I'm sure there are valid justifications for the awkward four hour rollout thats both too fast and too slow. I have no idea what they are, but the google guys probably put some time into thinking about it.
Of course, the traffic load might have overwhelmed that single datacenter but that would be alleviated as soon as additional datacenters came back online ("announced the prefixes"). A portion of the traffic load would shift to each new datacenter as it came back online.
It could have been hours later before they were all operational again but, as far as the users were concerned, the service was up and running and back to normal as soon as the first one or two datacenters came back up.
e.g. if the detection mechanism latency is ~60s but the time-to-resolve is 18 mins, then I wonder: "how good could the best possible recovery system be?" Implicit in this question is that I think the answer to my question could just as easily be "19 minutes" as it could "5 minutes."
It's not a bias if I'm asking questions in order to improve the system. Could this fault have been predicted? Yes, IMO it could have. I believe that the fault in this case is grossly summarized as "rollback fails to rollback."

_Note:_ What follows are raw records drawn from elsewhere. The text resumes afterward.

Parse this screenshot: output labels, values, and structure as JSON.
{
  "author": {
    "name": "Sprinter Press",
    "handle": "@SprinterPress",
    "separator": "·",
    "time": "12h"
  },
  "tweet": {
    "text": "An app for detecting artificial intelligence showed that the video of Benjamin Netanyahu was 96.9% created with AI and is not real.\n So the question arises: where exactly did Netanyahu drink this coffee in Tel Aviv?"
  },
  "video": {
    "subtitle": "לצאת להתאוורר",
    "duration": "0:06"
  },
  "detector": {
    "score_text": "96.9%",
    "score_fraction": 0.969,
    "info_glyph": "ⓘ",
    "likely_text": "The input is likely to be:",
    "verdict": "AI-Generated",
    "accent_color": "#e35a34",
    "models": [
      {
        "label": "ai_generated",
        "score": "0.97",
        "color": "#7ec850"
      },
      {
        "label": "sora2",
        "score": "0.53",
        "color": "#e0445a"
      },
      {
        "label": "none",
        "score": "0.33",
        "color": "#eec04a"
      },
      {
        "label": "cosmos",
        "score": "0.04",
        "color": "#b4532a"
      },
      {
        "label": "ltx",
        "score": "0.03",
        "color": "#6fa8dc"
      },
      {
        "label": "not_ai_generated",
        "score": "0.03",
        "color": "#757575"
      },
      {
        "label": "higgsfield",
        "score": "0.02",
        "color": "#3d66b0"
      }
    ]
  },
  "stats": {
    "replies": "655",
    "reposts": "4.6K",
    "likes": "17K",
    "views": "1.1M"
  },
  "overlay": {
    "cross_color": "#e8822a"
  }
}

What if the major driver of the 18 minute latency was getting the right humans to agree that "execute recovery plan Q" was the right move? If that were the case then perhaps another item to learn could be "recovery policy item 23: when 'rollback fails to rollback', summon at least 3 of 5 Team Z participants and get consensus on recovery plan." And then maybe there could be a corresponding "change policy item 54: changes shall be barred until/unless 5 participants of Team Z are 'available'"
But that's all moot, if "fastest possible recovery [given XYZ constraints of BGP or whatever system] is ~16 minutes." Which it sounds like may indeed be the case.